I didn't know what to expect, to be honest, when Professor Jeremy Paterson stood up to speak, with a straight face, about Augustus, benefactor of mankind.

I confess that I was still doubtful when he began by telling us that he was writing a book on the economies of the ancient world - after all, they do call economics 'the dismal science.'

But then he told us a story from Suetonius' life of Augustus, and everything looked up, and didn't look back. The story was about the last days of Augustus' life, when he lived largely in the Bay of Naples, oftern on Capri. They took him on boat trips round the bay, and one day they sailed near a ship coming from Alexandria. When the Alexandrians realised who was in the boat, passengers and crew put on a show for him. They donned togas, they offered incense, and finally came on board and loaded the emperor with compliments. Among other things they ascribed the good weather to him, seeing him as the author of their prosperity. He was touched, and gave them 40 aurei each - a huge sum.

Prof Paterson admitted that many historians would be cynical about the story. They wouldn't even be concerned if it was true or not. Everyone ascribes good weather to the powerful ruler. Look at the praise of Augustus in Georgic 1, the best Latin poem. Even if the story were true, well, the sailors would have said such things, wouldn't they? It was expected.

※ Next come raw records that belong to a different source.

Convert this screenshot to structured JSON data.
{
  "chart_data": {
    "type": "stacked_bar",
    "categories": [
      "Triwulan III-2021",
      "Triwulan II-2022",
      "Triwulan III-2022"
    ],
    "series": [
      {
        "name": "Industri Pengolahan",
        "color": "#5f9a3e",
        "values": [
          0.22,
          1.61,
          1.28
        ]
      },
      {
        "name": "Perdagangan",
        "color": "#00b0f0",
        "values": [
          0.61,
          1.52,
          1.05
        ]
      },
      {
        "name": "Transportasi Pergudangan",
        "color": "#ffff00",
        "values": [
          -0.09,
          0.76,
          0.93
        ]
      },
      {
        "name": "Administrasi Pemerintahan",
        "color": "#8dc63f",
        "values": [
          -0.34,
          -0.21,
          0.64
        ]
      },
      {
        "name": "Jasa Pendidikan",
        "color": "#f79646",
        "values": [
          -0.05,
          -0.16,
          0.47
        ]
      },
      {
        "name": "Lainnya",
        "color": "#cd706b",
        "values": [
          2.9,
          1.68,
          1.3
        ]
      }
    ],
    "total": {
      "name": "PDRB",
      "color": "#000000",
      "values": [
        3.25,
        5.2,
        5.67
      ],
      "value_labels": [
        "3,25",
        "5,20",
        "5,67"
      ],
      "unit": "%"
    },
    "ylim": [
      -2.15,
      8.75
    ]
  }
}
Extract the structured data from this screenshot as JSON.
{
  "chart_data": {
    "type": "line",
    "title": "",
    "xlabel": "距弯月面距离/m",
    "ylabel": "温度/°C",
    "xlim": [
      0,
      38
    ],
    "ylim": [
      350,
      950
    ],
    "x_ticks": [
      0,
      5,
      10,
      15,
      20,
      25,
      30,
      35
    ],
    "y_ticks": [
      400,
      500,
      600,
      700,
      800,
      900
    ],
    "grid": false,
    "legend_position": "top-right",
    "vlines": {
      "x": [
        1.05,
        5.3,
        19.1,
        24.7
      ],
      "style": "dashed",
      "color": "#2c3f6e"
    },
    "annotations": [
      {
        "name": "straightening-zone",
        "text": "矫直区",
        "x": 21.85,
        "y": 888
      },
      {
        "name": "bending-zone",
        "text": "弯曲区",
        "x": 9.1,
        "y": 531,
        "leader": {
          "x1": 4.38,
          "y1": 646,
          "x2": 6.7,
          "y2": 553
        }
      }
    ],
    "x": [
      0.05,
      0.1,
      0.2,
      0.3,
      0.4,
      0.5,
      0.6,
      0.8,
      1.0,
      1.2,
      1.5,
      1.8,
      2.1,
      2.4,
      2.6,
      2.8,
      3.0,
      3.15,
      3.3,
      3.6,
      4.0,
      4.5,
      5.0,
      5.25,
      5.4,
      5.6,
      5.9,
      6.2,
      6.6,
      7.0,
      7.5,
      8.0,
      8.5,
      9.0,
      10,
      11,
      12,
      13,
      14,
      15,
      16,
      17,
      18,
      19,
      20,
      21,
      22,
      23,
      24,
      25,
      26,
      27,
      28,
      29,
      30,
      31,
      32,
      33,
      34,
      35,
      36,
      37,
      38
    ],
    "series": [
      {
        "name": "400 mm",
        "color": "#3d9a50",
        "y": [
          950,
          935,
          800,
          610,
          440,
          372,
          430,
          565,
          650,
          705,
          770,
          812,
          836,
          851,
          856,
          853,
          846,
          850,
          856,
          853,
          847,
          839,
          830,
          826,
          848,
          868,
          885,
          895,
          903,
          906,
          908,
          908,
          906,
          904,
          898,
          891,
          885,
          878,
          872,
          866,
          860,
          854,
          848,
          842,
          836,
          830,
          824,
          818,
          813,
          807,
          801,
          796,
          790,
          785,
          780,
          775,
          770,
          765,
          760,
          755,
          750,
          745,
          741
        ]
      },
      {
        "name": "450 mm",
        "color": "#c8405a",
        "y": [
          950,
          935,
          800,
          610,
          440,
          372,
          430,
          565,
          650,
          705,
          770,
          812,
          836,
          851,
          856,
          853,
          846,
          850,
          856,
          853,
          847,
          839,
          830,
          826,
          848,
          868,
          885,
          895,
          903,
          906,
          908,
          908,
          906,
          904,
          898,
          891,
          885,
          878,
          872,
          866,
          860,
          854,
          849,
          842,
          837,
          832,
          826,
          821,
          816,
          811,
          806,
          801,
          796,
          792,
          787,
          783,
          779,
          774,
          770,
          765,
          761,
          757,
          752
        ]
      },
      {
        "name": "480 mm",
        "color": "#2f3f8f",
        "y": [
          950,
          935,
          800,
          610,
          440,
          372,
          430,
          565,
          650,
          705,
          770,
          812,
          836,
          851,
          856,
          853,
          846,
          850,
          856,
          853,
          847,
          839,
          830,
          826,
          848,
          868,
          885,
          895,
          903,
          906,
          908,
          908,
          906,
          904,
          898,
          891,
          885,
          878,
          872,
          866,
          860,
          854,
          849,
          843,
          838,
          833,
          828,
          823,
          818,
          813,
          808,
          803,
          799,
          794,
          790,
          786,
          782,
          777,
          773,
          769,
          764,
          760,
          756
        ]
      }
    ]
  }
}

But  what if they were sincere? Augustus brought peace, and so brought prosperity. JP had written on the jokes that circulated about Augustus (found in Macrobius' Saturnalia); one joke was this: As Augustus returned victorious from Actium to Brundisium, a man met him with a talking crow, who said, as he had been trained, 'Hail Augustus victor!' Augustus was impressed, until a bystander said: 'You should hear the other crow, that he trained to say "Hail Antonius victor!"'

Other jokes were about how Augustus sugared the pill when he had to refuse requests. Whether apocryphal or not, such jokes represent a reality about the relationship between ruler and ruled. Is this true of the Suetonius tale, too?

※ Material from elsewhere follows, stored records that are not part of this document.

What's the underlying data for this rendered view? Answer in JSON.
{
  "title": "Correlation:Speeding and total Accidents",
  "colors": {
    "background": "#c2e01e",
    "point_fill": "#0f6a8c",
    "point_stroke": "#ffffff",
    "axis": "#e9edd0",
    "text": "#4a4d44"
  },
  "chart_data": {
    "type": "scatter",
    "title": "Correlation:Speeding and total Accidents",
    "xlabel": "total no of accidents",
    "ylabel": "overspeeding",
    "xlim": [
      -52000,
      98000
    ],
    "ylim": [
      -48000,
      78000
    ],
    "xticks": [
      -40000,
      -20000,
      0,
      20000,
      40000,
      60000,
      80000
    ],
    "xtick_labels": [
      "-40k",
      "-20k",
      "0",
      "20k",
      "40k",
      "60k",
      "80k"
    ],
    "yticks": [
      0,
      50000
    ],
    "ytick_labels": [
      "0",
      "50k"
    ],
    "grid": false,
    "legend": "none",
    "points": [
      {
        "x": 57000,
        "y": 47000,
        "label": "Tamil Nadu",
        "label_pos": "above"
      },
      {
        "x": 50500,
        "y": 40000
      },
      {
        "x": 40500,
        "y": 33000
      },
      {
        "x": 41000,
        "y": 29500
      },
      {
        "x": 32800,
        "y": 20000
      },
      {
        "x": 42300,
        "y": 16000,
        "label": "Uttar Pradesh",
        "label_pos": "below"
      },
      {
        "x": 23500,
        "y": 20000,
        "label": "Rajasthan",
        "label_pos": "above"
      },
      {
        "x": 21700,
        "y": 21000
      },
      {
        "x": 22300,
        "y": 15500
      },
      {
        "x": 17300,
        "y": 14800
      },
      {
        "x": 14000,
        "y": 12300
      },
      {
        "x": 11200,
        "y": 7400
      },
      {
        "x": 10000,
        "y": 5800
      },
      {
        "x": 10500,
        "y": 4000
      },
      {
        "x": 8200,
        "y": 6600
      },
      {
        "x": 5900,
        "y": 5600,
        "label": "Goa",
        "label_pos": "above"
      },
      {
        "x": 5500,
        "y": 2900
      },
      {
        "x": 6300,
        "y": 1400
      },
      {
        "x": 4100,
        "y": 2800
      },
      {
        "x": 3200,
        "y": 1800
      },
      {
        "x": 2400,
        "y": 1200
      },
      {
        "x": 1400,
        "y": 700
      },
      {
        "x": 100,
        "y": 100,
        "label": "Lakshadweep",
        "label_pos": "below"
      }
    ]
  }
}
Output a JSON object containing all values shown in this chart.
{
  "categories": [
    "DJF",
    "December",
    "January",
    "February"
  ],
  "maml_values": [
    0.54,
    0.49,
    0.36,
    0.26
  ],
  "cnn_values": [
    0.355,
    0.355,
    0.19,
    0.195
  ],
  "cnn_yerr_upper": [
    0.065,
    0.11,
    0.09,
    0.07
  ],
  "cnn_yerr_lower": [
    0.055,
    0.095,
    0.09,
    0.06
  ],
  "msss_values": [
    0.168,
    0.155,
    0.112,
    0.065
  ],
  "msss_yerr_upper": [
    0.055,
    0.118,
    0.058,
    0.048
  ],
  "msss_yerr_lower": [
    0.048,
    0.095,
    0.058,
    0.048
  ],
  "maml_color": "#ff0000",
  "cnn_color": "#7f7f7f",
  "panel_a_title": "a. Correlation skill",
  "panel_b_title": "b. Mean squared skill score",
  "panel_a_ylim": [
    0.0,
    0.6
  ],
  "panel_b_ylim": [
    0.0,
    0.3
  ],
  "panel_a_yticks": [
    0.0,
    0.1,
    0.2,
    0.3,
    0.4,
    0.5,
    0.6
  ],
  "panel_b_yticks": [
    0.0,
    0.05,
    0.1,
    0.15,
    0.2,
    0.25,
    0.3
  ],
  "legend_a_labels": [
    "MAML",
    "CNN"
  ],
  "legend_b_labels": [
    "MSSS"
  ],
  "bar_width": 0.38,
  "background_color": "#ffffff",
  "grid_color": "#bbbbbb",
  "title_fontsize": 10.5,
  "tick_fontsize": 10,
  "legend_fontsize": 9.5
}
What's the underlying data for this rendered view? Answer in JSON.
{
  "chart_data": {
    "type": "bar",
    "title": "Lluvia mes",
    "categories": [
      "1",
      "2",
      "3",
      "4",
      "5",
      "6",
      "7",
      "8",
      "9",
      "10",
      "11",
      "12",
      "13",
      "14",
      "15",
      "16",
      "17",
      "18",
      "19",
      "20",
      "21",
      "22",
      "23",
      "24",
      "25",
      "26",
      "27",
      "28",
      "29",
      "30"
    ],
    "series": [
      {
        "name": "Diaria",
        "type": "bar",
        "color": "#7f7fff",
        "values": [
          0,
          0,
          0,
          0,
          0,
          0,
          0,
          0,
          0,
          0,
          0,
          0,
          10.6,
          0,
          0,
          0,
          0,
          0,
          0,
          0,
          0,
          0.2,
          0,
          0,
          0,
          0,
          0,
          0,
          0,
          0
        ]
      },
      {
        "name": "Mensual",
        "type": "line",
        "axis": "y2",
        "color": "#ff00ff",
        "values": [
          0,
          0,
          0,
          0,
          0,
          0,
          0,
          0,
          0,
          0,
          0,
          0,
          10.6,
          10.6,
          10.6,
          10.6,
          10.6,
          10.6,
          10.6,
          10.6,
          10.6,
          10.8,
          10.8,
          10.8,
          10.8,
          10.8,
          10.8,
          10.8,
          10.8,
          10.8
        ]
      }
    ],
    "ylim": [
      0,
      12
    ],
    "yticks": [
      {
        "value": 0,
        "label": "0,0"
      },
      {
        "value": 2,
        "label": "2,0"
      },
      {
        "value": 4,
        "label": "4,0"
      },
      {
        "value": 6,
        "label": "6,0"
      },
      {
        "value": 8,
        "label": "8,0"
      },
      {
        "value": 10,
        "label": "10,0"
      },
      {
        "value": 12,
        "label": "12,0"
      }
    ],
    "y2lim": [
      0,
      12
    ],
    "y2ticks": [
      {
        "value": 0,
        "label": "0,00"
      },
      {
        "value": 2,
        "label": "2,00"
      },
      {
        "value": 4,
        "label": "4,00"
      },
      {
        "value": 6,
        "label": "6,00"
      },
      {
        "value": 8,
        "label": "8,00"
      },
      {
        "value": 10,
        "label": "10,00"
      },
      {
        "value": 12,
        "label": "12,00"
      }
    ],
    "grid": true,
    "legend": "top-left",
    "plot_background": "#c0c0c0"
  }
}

There are two theories about how the emperor was an agent of prosperity. The 'soft' one says that he only caused prosperity as a by-product of peace. The 'hard' one says that he really did have an economic policy. Historians have not followed this second line, partly because it is easier to show the bad effects of a bed ruler than the good effects of a good one.

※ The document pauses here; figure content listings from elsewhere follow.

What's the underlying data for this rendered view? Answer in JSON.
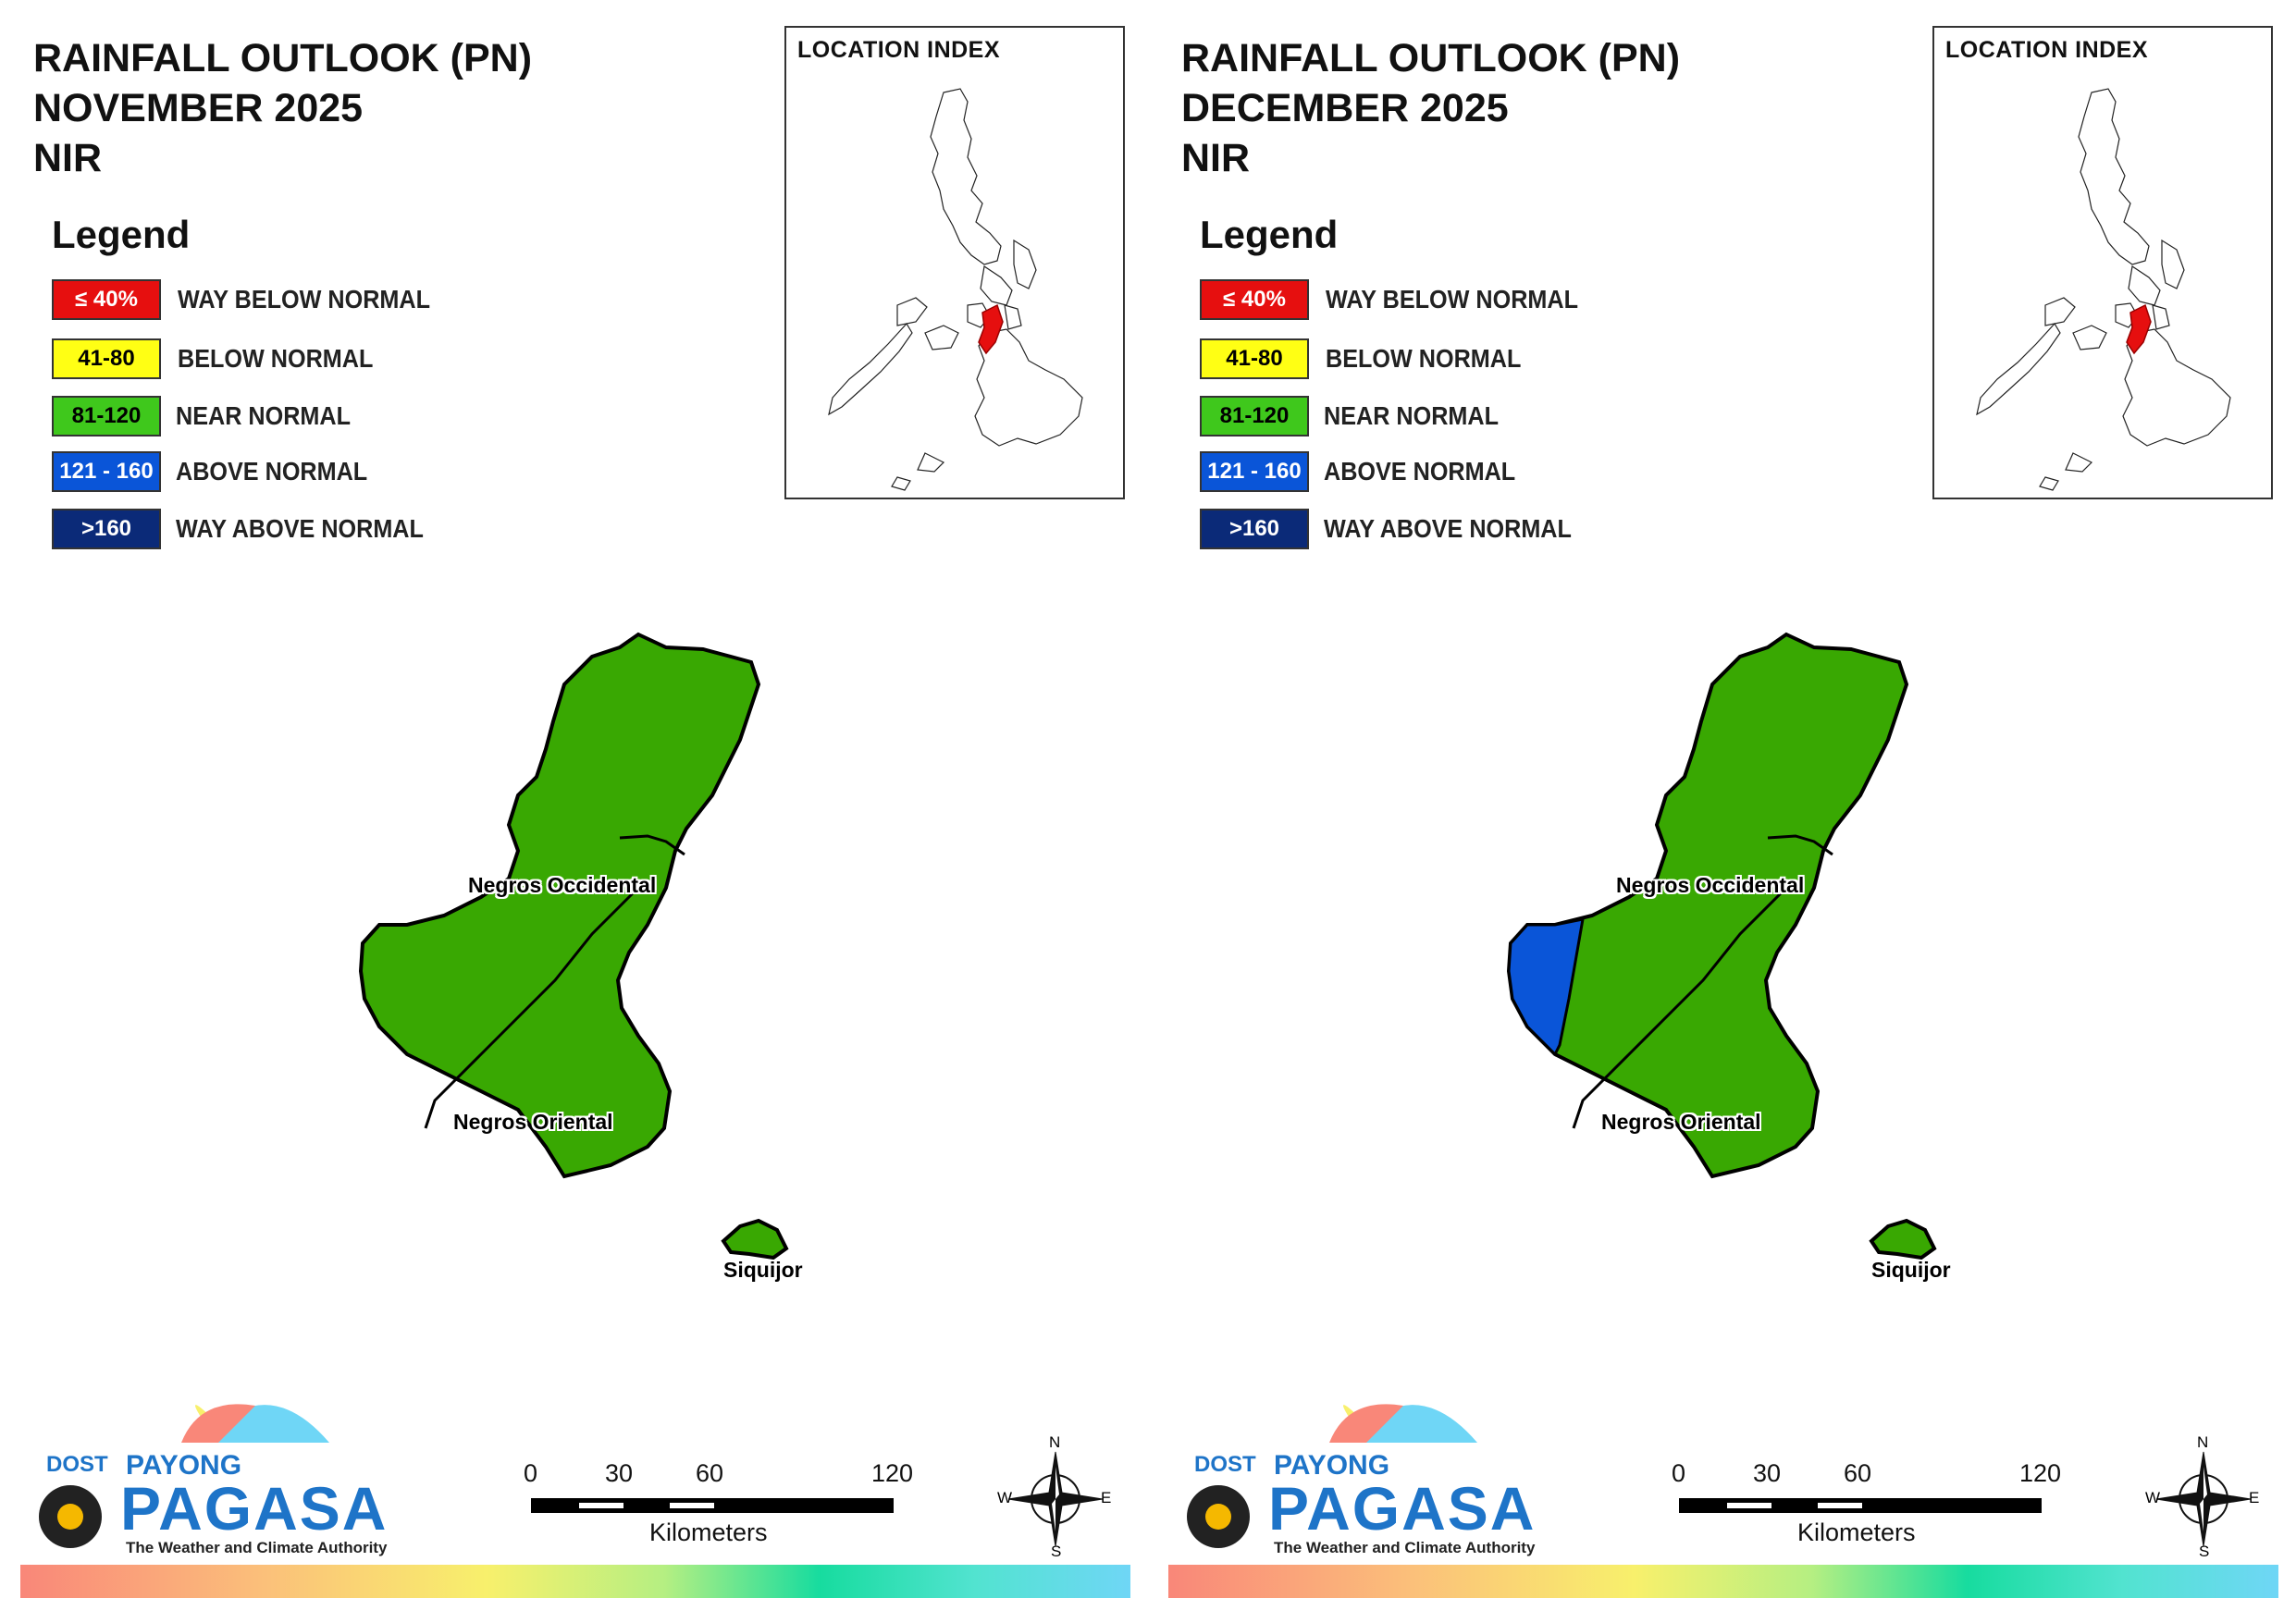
{
  "panels": [
    {
      "title_line1": "RAINFALL OUTLOOK (PN)",
      "title_line2": "NOVEMBER 2025",
      "title_line3": "NIR",
      "negros_occidental_west_category": "near_normal"
    },
    {
      "title_line1": "RAINFALL OUTLOOK (PN)",
      "title_line2": "DECEMBER 2025",
      "title_line3": "NIR",
      "negros_occidental_west_category": "above_normal"
    }
  ],
  "legend": {
    "title": "Legend",
    "items": [
      {
        "key": "way_below_normal",
        "range": "≤ 40%",
        "label": "WAY BELOW NORMAL",
        "color": "#e60f0f",
        "text_color": "#ffffff"
      },
      {
        "key": "below_normal",
        "range": "41-80",
        "label": "BELOW NORMAL",
        "color": "#ffff14",
        "text_color": "#000000"
      },
      {
        "key": "near_normal",
        "range": "81-120",
        "label": "NEAR NORMAL",
        "color": "#3fc81c",
        "text_color": "#000000"
      },
      {
        "key": "above_normal",
        "range": "121 - 160",
        "label": "ABOVE NORMAL",
        "color": "#0a55d8",
        "text_color": "#ffffff"
      },
      {
        "key": "way_above_normal",
        "range": ">160",
        "label": "WAY ABOVE NORMAL",
        "color": "#0b2a78",
        "text_color": "#ffffff"
      }
    ]
  },
  "location_index": {
    "title": "LOCATION INDEX",
    "highlight_color": "#e60f0f"
  },
  "map": {
    "region_fill": "#39a802",
    "provinces": [
      "Negros Occidental",
      "Negros Oriental",
      "Siquijor"
    ]
  },
  "scale": {
    "ticks": [
      "0",
      "30",
      "60",
      "120"
    ],
    "unit": "Kilometers"
  },
  "compass": {
    "n": "N",
    "s": "S",
    "e": "E",
    "w": "W"
  },
  "logo": {
    "dost": "DOST",
    "payong": "PAYONG",
    "pagasa": "PAGASA",
    "tagline": "The Weather and Climate Authority"
  }
}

Without going through all JP's arguments, and his disagreements with other historians, let us speed to some positive indications that Augustus had what we can justifiably call an economic policy.

Dio in book 52 records at length the debate between Maecenas and Agrippa about how Augustus should act. Although the details no doubt reflect the concerns of Dio as a senator in the 2nd and 3rd centuries, this is an important passage.

Maecenas says that the emperor must look after his soldiers. Where is the money to come from? He should sell off all state possessions that he does not actually need. He should let out land to small farmers at moderate rates; then they will become prosperous, and the successful agricultural sector that is formed will yield good taxes.

Now the Romans never went in for public borrowing. Instead, they confiscated the property of senators and debased the coinage. Moses Finlay claims that emperors simply robbed their subjects like Marcos in the Philippines and some African rulers today. But Dio is advocating the raising of money to maintain a strong army to protect the whole empire.

Trajan instituted the system of alimenta, to provide for orphans. He lent money to local communities which they were to invest to provide for the orphans. There is evidence from 50 cities in Italy of this system at work, so it was probably applied to ever city. Was the aim just crisis management? No; it was to benefit both the poor and the farmers. To the question whether this is social policy or economic policy, the answer is that the two are inseparable.

So emperors had long-term schemes to combat poverty. Then there was the road-building, which was not merely to get the army quickly from A to B, but also encouraged trade.

Recent study in the USA by Jean Kirkpatrick asks whether we can show that democracies beget better economies than tyrants. In the ancient world, embarrassingly, tyrants did best. But autocrats can be anywhere on the line between totalitarian and tinpot. There is another spectrum: kleptocrat to benevolent despot. The Emperors and Ptolemies called themselves benevolent, but were actually further along the spectrum.

JP discussed the theory of the 'stationary bandit.' Whereas small groups can bring about peacful order among themselves by agreement, this is not true of large groups. An example is China in the 1920s. Warlords fought each other and despoiled the people; but when a warlord settled down in one place, the people accepted him as being better than anarchy, and he treated the people well in order that they should continue to provide him with wealth.

So in the Roman Emprie, many inscriptions praising the Emperor were true!

We should read Augustus' will, to be found in Suetonius chapter 101. Augustus admits the vast sums that he received from other people's wills, but claimed to have spent more himself on his people, 'in rem publicam.' Wealth, as a matter of historical fact, is redistributed more efficiently under dictators than in democracies.